An about 30-year-old man called me and, since he was going downtown, he offered me a ride to City College.

After short hesitation, I accepted.

That short ride didn’t have a happy ending.

After a long journey at the Police Department, I got home and I realized I am panicking because I didn’t want to be left alone. I didn’t want to be alone after having experienced such unjustified violence by a stranger, which I thought at that time had irremediably broken something inside me forever.

Even though I escaped from him, the impact that followed the attempted attack was very powerful.

I slowly slid into a catatonic state after the incident, rejecting every human interaction. I had a vague sense of something abysmal was displaced inside me. My unnatural physical and emotional hyper-vigilant status was tearing me asunder, day after day.

I constantly wondered why this happened to me. What have I done to deserve such abrupt assault from another person?

But slowly, I stopped that torture and I gave myself a sincere break.

It was right then that the tsunami hit mercilessly with all its power. Every thought or emotion I strived to hold back until that moment broke my mind, leaving my person as naked as it has ever been in front of the truths of what happened to me the day of the incident.

The moment I decided to let everything go and start breathing again, I realized I was able to speak about what happened in that van. I even started recollecting unthinkable details, which I was asked for in vane many times at the police station.

The destructive peace brought to me by the tsunami of emotion saved me.

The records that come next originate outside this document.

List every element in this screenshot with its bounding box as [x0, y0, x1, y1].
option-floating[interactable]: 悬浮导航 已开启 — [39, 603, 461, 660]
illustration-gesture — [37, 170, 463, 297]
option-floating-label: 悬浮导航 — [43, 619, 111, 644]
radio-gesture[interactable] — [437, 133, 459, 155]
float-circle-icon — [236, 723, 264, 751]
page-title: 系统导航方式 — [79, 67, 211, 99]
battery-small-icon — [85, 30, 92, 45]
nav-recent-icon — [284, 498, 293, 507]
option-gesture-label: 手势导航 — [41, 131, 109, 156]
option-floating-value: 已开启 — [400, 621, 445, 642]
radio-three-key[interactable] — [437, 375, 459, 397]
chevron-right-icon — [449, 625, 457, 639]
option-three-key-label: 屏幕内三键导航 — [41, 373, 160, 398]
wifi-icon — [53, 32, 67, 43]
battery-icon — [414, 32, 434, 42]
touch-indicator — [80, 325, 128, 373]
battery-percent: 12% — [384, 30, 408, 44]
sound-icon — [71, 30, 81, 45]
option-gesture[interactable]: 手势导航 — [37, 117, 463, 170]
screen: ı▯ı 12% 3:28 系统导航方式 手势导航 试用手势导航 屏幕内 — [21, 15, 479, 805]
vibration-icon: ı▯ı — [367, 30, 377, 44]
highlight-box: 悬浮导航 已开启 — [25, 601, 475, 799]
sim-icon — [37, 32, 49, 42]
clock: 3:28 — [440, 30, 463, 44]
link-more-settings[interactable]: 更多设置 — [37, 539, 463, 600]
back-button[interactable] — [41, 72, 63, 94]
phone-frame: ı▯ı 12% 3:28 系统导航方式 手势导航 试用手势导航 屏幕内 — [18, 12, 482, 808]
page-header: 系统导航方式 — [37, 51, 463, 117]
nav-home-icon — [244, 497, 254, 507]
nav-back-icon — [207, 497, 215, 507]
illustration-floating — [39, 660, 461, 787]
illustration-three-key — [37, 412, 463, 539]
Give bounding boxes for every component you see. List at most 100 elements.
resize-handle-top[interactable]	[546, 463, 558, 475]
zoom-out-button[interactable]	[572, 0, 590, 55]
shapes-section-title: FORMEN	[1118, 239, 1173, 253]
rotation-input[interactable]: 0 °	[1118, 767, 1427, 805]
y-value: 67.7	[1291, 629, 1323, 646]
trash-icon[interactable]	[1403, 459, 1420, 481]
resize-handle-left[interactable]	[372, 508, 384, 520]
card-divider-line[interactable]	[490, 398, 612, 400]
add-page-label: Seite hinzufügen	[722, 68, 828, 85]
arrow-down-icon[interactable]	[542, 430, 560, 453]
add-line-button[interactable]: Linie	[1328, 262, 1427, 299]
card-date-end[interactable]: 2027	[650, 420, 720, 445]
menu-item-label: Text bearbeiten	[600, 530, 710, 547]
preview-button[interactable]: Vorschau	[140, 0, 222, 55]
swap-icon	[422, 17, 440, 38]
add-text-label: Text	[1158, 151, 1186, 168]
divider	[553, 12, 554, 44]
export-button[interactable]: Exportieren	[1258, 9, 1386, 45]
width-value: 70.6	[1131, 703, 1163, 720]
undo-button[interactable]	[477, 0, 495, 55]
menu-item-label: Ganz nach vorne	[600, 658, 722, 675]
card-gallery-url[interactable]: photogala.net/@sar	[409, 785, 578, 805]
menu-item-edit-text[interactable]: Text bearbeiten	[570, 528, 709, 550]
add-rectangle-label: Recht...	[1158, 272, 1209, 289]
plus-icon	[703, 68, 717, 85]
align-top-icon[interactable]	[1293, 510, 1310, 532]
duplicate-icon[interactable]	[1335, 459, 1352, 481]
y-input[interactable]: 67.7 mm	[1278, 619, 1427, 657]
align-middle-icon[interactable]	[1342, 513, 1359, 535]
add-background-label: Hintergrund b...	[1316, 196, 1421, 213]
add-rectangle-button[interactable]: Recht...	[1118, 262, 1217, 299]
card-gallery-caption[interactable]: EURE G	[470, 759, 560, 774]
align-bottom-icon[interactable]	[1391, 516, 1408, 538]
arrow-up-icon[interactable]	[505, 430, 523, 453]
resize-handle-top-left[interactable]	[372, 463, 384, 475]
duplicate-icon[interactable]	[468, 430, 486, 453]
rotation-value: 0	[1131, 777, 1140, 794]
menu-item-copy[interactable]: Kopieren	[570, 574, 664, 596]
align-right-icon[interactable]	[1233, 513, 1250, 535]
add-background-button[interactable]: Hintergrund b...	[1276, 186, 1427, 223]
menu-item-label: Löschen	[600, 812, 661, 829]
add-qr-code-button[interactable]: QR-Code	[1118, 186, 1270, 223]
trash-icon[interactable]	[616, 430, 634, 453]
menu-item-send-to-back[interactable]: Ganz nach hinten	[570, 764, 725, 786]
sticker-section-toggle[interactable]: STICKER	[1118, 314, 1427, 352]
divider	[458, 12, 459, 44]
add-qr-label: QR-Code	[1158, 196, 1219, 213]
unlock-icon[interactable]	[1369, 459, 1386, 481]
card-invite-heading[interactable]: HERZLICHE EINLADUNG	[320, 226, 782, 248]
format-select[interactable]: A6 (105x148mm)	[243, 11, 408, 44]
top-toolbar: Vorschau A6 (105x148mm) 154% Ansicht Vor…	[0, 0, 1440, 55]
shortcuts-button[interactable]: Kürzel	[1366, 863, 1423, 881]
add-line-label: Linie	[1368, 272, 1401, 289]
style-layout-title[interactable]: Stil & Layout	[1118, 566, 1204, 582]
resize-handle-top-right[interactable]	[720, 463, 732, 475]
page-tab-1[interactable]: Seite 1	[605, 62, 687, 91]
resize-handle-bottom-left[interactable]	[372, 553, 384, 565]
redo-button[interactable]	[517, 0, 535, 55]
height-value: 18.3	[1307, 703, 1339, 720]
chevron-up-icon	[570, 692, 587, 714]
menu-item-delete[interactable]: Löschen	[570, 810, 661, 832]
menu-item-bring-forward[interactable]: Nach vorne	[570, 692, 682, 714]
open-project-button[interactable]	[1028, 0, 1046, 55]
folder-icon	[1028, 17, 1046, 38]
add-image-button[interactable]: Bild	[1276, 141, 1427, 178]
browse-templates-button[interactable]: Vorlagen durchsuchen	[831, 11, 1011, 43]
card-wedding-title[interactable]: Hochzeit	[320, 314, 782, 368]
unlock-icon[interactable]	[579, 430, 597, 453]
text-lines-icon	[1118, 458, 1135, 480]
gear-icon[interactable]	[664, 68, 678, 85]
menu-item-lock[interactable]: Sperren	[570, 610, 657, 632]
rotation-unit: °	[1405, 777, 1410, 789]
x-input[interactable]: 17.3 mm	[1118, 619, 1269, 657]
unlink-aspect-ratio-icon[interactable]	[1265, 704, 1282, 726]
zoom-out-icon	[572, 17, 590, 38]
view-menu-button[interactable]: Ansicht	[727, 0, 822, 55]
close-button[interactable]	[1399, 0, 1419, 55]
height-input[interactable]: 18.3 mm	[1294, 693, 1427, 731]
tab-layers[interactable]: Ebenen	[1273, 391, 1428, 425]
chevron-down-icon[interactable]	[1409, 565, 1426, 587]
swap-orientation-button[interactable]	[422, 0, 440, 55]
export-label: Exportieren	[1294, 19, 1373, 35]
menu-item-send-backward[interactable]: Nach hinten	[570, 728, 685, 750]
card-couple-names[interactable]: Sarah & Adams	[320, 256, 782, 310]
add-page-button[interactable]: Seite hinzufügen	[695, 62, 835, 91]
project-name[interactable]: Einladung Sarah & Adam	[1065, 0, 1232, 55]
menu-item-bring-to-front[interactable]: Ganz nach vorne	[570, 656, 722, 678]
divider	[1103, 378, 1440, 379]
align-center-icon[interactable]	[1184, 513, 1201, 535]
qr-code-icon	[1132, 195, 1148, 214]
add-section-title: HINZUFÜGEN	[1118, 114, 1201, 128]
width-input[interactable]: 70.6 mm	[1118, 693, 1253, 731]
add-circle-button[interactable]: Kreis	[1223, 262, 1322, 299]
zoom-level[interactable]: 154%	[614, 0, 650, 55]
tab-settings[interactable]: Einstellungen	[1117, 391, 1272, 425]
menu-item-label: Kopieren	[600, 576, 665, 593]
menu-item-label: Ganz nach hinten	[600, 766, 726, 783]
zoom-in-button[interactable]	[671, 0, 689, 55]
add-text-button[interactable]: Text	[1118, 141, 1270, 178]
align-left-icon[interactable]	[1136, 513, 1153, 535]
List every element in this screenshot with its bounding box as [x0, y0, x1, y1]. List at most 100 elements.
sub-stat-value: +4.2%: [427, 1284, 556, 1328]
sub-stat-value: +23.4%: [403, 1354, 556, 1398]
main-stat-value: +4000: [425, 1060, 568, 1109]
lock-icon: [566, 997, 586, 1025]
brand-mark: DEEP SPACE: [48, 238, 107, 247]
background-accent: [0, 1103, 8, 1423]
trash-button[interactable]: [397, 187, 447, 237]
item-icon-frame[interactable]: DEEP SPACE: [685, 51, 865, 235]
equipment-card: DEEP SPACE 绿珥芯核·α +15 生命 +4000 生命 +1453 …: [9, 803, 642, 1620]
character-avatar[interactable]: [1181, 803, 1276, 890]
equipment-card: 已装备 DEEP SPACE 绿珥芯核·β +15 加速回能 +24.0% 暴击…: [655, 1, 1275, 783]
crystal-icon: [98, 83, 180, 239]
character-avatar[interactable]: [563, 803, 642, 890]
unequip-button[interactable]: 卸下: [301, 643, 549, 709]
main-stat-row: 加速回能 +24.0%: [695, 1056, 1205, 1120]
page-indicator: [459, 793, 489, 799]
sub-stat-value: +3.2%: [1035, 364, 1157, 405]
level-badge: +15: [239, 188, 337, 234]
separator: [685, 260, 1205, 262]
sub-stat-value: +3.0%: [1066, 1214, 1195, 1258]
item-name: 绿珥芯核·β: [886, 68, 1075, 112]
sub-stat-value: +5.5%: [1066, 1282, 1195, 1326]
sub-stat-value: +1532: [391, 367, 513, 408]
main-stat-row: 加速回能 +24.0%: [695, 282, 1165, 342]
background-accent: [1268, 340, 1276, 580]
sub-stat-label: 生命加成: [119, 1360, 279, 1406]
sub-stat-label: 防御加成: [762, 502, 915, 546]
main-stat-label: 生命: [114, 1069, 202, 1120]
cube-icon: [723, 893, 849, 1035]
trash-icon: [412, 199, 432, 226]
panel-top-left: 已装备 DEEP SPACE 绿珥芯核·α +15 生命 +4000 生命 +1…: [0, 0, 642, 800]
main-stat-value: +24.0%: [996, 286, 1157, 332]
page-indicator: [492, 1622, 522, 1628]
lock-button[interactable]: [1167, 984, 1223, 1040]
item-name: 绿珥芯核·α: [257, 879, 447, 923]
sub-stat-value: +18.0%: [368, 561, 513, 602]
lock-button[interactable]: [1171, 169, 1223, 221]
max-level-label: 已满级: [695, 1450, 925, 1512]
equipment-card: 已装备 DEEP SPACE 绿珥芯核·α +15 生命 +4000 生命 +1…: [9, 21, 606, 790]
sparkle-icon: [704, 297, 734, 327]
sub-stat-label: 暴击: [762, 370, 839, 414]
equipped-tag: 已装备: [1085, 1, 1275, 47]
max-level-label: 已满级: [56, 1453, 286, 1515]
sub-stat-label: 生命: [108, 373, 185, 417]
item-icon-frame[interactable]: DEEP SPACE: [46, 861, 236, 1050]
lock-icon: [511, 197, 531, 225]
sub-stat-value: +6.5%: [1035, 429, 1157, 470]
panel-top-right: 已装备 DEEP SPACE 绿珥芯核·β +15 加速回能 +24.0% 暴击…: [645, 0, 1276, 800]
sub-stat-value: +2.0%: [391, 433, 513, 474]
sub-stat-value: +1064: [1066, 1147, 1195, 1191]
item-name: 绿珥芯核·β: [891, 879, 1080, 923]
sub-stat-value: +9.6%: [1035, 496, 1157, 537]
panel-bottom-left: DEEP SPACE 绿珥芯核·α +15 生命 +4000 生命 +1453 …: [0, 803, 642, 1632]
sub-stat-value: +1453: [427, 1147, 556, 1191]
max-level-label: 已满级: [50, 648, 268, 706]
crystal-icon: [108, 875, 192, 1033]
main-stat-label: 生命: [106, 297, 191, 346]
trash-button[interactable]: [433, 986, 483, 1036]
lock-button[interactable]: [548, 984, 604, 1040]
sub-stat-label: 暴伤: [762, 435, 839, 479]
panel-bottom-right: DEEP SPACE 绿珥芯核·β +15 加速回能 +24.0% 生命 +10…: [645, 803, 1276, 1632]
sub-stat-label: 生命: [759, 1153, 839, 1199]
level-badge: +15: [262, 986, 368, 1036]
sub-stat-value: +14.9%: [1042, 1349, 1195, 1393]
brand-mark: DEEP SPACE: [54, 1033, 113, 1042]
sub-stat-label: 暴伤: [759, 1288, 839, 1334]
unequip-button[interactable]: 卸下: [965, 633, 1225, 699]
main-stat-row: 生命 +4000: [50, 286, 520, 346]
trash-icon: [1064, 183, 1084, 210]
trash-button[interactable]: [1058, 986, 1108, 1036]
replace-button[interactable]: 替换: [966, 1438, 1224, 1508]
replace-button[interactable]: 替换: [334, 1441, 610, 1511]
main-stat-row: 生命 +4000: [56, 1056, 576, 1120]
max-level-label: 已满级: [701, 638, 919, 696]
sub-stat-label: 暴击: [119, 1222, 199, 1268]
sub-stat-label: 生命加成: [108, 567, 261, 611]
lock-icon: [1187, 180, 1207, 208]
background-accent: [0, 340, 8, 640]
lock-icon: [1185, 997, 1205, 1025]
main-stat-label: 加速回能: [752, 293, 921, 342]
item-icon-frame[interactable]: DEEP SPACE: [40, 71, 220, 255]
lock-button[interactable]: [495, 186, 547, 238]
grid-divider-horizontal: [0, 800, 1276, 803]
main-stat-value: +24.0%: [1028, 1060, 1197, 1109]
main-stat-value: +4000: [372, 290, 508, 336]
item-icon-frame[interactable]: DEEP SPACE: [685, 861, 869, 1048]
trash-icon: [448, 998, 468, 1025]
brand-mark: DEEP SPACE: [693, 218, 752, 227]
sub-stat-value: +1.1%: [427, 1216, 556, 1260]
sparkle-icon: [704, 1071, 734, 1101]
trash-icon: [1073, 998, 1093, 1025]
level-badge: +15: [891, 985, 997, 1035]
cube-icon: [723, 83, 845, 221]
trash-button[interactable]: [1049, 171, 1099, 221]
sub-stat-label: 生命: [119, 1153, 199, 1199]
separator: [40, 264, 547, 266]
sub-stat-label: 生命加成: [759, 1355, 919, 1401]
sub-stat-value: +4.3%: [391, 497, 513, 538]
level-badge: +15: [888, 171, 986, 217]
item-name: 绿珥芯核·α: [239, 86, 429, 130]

Truly accepting the consequences of what my soul was capable to feel, I could start rebuilding myself from the ground up.

It doesn’t really matter what that storm destroyed. Maybe hopes, beliefs, and conceptions I previously had. It is when I took the responsibility to accept what happened was now part of me, thus creating a new woman with new fears and weaknesses—I walked away from the oblivion to rise again with more strength than ever.

I have never been the kind of person who tries to suppress sorrowful memories. I have never pushed myself to forget what happened that day either. Instead, I wander through those memories to die within them again at times.

No, it is not masochism. It is how I heal myself. It is how I spot a light and return to shine, empowered by the light of those ghosts.

As a matter of fact, those ghosts made me find a humbleness I had lost with the course of time. The humbleness of being just a human, like everyone else.

I had been living my life recklessly, day after day, thriving into my illusion of immunity towards certain experiences. Well, guess what sista’, tragedies don’t just happen to the person who lives next door. Tragedies can happen to everybody, in every single moment.

Rapes do not have to necessarily happen in the middle of the night on a dark, dead end road.

Rapes can happen at every moment of the day, even at 9 a.m., while you are taking the bus to go to class on a glorious Thursday morning.

Rapists don’t have to necessarily look like psychopathic maniacs as they appear in cheesy movies, when you are able to say that is the evil character of the story.  You can’t always spot the evil character in real life, and rapists can even be well-respected members of the community.

Lesson learned.

It was definitely an eye-opening experience about the world I live in.  In an unforgivable world, evil is sometimes even more dangerous, because it is veiled by good. But even in an evil world, we’ll always find the way to stand up again and not be victimized by it.

We are not victims, we are survivors.